Coluna | Periscópio
Wender Reis
Pedagogo e Orientador Social, curioso observador de tudo que causa espanto no mundo.
Ilusões perdidas
08/06/2017
Você menos o mundo ao seu redor quanto dá? O que sobra de você sem as pessoas de sua convivência? Seu companheiro ou companheira, seus familiares, amigos, colegas, desafetos? Quem é você sem sua casa, seu carro, seu tênis, seu videogame? Quem é você sem o seu trabalho? Sem a sua escola? Sem a sua igreja? Você menos o mundo ao seu redor quanto dá? 

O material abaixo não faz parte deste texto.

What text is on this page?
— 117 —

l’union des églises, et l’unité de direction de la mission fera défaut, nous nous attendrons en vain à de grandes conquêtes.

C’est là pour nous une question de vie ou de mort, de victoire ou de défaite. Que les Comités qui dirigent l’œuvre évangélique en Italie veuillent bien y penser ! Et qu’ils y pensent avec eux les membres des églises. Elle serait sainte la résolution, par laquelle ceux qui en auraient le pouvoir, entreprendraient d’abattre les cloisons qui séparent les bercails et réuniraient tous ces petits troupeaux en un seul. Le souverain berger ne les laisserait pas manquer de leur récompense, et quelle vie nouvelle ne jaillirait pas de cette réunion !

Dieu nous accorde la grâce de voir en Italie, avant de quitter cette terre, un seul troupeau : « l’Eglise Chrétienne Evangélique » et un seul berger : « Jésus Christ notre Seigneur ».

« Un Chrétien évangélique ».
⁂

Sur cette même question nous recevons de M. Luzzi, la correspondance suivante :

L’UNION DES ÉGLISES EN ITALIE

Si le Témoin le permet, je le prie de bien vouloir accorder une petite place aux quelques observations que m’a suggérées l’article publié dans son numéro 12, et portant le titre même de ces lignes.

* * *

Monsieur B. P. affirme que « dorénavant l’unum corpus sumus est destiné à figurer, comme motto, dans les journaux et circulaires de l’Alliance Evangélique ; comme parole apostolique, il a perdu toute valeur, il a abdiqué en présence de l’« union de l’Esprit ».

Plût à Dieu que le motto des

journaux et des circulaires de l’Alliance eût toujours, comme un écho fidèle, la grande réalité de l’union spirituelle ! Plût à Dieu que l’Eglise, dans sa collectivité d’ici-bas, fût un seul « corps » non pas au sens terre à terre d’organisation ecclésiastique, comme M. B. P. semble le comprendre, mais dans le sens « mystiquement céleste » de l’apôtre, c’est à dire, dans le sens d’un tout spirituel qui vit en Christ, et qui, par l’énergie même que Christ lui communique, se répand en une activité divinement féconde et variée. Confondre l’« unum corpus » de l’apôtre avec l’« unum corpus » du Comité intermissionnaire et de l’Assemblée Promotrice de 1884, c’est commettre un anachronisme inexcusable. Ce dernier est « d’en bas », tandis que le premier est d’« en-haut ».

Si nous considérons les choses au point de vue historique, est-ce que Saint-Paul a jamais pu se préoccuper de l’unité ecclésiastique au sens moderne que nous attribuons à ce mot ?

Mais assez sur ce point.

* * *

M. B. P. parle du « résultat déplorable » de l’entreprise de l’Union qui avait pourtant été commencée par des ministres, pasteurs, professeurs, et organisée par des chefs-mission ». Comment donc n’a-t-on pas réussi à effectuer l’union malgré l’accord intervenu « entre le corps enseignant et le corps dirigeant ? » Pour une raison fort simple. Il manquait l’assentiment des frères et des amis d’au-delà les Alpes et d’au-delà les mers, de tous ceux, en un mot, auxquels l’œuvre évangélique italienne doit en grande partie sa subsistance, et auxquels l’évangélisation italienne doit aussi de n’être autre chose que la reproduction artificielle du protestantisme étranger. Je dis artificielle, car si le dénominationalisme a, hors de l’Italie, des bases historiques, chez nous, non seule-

Você mais o mundo ao seu redor quanto dá? Que soma você e as pessoas de sua convivência formam? Seu companheiro ou companheira, seus familiares, amigos, colegas, desafetos? Quem é você com sua casa, seu carro, seu tênis, seu videogame? Quem é você com seu trabalho? Com sua escola? Com sua igreja? Você mais o mundo ao seu redor quanto dá? 

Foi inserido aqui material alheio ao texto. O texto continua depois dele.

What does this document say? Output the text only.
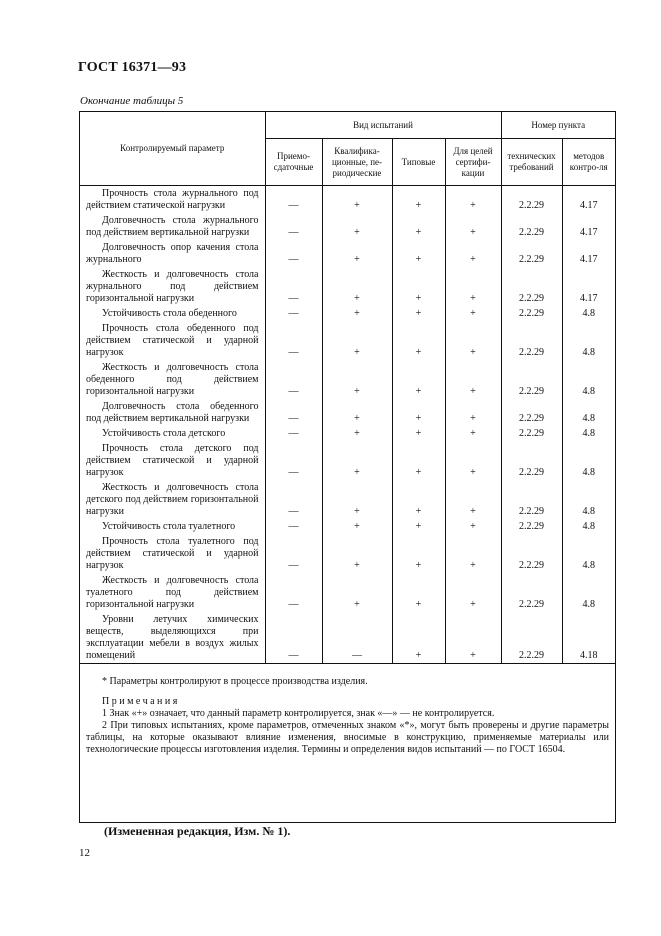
ГОСТ 16371—93
Окончание таблицы 5
Контролируемый параметр	Вид испытаний				Номер пункта	
	Приемо-сдаточные	Квалифика-ционные, пе-риодические	Типовые	Для целей сертифи-кации	технических требований	методов контро-ля
Прочность стола журнального под действием статической нагрузки	—	+	+	+	2.2.29	4.17
Долговечность стола журнального под действием вертикальной нагрузки	—	+	+	+	2.2.29	4.17
Долговечность опор качения стола журнального	—	+	+	+	2.2.29	4.17
Жесткость и долговечность стола журнального под действием горизонтальной нагрузки	—	+	+	+	2.2.29	4.17
Устойчивость стола обеденного	—	+	+	+	2.2.29	4.8
Прочность стола обеденного под действием статической и ударной нагрузок	—	+	+	+	2.2.29	4.8
Жесткость и долговечность стола обеденного под действием горизонтальной нагрузки	—	+	+	+	2.2.29	4.8
Долговечность стола обеденного под действием вертикальной нагрузки	—	+	+	+	2.2.29	4.8
Устойчивость стола детского	—	+	+	+	2.2.29	4.8
Прочность стола детского под действием статической и ударной нагрузок	—	+	+	+	2.2.29	4.8
Жесткость и долговечность стола детского под действием горизонтальной нагрузки	—	+	+	+	2.2.29	4.8
Устойчивость стола туалетного	—	+	+	+	2.2.29	4.8
Прочность стола туалетного под действием статической и ударной нагрузок	—	+	+	+	2.2.29	4.8
Жесткость и долговечность стола туалетного под действием горизонтальной нагрузки	—	+	+	+	2.2.29	4.8
Уровни летучих химических веществ, выделяющихся при эксплуатации мебели в воздух жилых помещений	—	—	+	+	2.2.29	4.18
* Параметры контролируют в процессе производства изделия.
Примечания
1 Знак «+» означает, что данный параметр контролируется, знак «—» — не контролируется.
2 При типовых испытаниях, кроме параметров, отмеченных знаком «*», могут быть проверены и другие параметры таблицы, на которые оказывают влияние изменения, вносимые в конструкцию, применяемые материалы или технологические процессы изготовления изделия. Термины и определения видов испытаний — по ГОСТ 16504.
(Измененная редакция, Изм. № 1).
12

Quem é você no mundo a sua volta? Que mundo é este ao seu redor?

Em Ilusões Perdidas, obra prima de Honoré de Balzac, Lucien Chardon, um jovem provinciano, dotado apenas de sua inteligência, dirige-se à capital francesa para fazer fortuna. Sua família e seus amigos confiando cegamente em seu talento, projetaram todos os seus desejos no sucesso do rapaz. Ao chegar à cidade-luz, abandonado pelo provincianismo aristocrático que antes o defendia, Lucien viu no jornalismo a oportunidade para se vingar dos seus novos inimigos e ascender na sociedade.

Talentoso, o jovem consegue uma ótima colocação em um jornal liberal. Descobre ali o repugnante segredo dos articulistas que, ao redigirem, tomavam o partido de quem melhor lhes conviesse; quase sempre, daqueles que pagavam mais. Lucien estranhou a novidade, porém não hesitou em adotar o método, em busca de fama e fortuna. Passou então a ser temido e respeitado entre os que antes o humilharam, contudo, ainda um estranho no ninho.

Lucien mais o mundo ao seu redor somou-se em luxos e convivência com a nata da sociedade, o que o fez deixar para trás seus amigos e seus princípios em nome de uma ambição desmedida e doentia. A inveja e o interesse eram os combustíveis daquela sociedade hipócrita, cuja lógica Lucien absorveu rapidamente. Enxergando novas oportunidades, mudou sua posição política e apoiou monarquistas. Quando a fama do protagonista incomodou os velhos caciques da imprensa, armaram ciladas para destruir a reputação do jovem que no final, descobre-se só e triste, insatisfeito com tudo e com todos e sem um vintém para ajudar sua família. 

Na mesma velocidade com que obtivera todos os seus sonhos, perdera a glória que lhe era prometida. “Quem era ele nesse mundo de ambições? Uma criança que corria atrás de prazeres e vaidades, sacrificando tudo a esse sonho”, Balzac.